In Kadion near Perlepe a small group of rebels were surprised by the Turks in an old tower. They defended themselves an entire day and part of the night, and when they had exhausted their supply of gunpowder killed themselves with potassium cyanide. When the Turks entered the tower at dawn, they found seven bodies. Leader of the group was Metodi Patsjef, a young teacher from Ukrida, lively, energetic, loud, known for being outspoken against the Muslim rule, and sentenced three years prison for murder, in spite of his innocence and the presence of an alibi. When he was released from prison, where he had met others innocently jailed like himself, he had only the single wish to take revenge on his executioners. He found death trying. Will the same happen to all other brave leaders against the Muslim occupation that happened to him? Will we see the Macedonians share the fate of the Armenians?”

No European popular movement was strong enough to make their governments interfere. While the population were taken by the dawning Christian awakening, the politicians were of a different kin. For them only cold calculations and realpolitik were taken into consideration. The political calculations won, and in particular the distrust towards Russia. Russia had repeatedly intervened with force to protect one Christian population after another, when the massacres became too violent, but the secularized European governments would not let religion influence them. They were worried that the Tsar and Russia would have too great influence over the Christians in the Balkans, in Greece and in Turkey. England and France repeatedly forced the Russian relief troops back with threats of interventions and talk of the good intentions of Turkey.

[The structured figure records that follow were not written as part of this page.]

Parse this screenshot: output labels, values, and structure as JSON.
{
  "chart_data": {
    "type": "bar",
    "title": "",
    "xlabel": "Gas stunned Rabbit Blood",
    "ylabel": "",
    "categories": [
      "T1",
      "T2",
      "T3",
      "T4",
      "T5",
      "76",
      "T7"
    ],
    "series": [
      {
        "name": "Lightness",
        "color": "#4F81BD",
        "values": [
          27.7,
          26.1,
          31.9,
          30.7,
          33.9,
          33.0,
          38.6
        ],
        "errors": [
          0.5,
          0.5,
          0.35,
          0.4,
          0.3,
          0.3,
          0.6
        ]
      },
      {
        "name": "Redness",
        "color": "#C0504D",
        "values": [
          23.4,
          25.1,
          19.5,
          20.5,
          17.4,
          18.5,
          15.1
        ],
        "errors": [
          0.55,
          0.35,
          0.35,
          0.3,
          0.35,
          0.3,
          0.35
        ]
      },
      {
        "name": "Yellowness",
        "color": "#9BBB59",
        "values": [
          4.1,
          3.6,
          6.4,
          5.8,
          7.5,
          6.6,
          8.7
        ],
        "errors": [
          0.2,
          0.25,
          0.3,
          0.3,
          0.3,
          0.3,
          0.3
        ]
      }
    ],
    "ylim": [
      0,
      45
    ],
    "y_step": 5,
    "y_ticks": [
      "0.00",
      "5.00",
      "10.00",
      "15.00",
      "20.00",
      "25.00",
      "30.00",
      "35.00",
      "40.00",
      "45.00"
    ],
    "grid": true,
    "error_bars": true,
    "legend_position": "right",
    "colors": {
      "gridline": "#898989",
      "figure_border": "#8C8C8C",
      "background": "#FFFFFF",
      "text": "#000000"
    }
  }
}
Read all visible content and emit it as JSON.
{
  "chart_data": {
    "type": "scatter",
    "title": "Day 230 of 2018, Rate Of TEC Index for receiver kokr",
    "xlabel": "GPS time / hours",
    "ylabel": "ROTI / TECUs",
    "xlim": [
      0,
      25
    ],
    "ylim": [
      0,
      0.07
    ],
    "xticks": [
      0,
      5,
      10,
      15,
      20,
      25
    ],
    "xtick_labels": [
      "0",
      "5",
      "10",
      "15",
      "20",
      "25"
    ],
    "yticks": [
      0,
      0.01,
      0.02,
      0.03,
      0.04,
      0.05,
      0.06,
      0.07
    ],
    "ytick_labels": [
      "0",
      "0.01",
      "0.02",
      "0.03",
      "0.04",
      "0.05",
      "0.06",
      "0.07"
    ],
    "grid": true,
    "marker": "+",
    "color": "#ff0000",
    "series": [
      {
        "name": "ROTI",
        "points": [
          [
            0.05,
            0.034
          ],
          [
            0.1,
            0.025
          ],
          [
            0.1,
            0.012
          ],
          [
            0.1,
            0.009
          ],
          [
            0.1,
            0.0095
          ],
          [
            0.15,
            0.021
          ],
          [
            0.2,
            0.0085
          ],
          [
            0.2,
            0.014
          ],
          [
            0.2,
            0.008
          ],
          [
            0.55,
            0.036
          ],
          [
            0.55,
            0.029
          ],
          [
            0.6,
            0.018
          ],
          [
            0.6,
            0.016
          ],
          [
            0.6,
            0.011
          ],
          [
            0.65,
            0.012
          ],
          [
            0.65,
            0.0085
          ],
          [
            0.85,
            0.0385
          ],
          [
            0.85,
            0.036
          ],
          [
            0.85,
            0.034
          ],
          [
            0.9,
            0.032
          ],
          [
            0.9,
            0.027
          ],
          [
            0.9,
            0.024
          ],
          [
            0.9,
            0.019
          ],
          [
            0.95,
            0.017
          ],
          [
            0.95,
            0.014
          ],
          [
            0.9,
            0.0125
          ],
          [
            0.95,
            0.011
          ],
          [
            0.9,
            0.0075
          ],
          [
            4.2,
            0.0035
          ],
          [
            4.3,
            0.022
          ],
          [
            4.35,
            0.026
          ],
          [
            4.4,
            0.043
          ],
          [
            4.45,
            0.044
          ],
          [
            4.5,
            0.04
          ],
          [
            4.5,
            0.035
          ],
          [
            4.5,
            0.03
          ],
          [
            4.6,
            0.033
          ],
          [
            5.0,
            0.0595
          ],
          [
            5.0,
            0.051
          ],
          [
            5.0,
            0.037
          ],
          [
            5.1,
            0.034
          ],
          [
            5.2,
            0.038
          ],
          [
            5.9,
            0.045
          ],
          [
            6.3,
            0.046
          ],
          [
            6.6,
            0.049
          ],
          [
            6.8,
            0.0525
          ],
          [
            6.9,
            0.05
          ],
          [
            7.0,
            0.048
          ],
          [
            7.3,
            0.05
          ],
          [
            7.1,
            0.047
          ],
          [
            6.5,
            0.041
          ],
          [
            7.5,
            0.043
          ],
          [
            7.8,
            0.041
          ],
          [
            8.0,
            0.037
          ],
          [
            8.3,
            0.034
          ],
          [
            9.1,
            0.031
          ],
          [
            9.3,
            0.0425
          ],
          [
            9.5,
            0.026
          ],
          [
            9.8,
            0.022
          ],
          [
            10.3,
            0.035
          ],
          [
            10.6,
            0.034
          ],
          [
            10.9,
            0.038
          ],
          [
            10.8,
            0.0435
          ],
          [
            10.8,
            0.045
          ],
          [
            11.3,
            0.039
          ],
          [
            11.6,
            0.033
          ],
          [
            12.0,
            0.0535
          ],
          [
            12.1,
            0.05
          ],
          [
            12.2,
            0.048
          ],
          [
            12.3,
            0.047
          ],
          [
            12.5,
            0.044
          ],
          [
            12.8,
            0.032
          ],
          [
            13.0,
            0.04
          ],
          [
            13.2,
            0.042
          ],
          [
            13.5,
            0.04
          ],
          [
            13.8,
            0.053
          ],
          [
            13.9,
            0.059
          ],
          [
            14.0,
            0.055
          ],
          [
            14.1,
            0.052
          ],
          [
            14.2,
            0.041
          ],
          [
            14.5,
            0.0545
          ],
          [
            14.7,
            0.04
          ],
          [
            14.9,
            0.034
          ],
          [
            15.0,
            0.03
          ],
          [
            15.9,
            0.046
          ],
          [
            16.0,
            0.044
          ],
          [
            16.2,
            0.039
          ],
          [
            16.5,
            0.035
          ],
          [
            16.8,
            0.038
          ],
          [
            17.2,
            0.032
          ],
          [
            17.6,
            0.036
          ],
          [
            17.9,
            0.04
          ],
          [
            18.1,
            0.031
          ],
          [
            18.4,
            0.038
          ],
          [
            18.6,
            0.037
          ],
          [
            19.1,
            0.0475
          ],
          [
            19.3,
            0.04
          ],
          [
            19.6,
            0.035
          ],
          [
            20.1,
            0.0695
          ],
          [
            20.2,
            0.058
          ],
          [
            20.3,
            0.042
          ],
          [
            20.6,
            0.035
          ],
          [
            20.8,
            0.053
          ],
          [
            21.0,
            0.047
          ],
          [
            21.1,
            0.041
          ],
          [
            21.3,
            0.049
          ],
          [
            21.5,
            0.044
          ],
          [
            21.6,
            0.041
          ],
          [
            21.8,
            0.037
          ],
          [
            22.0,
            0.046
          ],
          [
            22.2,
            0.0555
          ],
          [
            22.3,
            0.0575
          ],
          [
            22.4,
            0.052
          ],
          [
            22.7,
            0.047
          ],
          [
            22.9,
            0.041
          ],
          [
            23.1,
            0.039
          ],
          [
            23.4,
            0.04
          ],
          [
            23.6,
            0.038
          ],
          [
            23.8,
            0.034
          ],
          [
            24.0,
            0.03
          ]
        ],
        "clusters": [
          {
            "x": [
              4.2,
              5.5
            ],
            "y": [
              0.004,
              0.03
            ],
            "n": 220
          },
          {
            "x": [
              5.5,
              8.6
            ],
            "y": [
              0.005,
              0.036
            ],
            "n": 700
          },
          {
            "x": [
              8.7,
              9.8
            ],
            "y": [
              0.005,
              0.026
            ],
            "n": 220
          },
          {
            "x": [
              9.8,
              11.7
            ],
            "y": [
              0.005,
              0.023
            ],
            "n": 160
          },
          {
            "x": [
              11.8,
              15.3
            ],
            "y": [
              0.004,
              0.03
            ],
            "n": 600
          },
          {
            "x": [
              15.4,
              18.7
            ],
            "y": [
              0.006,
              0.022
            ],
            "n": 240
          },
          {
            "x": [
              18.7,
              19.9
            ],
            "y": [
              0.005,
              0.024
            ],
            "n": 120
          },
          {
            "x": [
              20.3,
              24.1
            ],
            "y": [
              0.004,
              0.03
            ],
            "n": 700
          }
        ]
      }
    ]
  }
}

To what extent the political calculus was decisive can be seen from the British Bluebook-Turkey 1876, which is a reply from the British representative in Constantinople (Istanbul), Sir Henry Elliot, to the British minister of foreign affairs. His words reveal with no hesitation the terrible truth of the so-called civilized European policies. This Bluebook is written on the occasion of the indignation among the Christians in the British population after the killings in Bulgaria.

He writes: “We can and should feel enraged over the useless and dull hardness with which the Bulgarian liberation movement was crushed; but the forced position in which England finds itself, demanding to refrain from any changes detrimental to ourselves, must not let us influence by the question of how many lives were lost in Bulgaria; the terrible atrocities cannot be enough reason to give up our policies, which should rightly be followed out of regard to our welfare.”

It was this policy of closed eyes towards the transgressions of Islam, conquests and slaughters, that made possible for one genocide to follow another on European soil: Serbs, Jews, Greeks, Macedonians, Bulgarians, Armenians. And the same can be heard today, when apologists, being indifferent to the Islamic genocides, praise the openness and tolerance of Islam as well as the beauty of the Quran.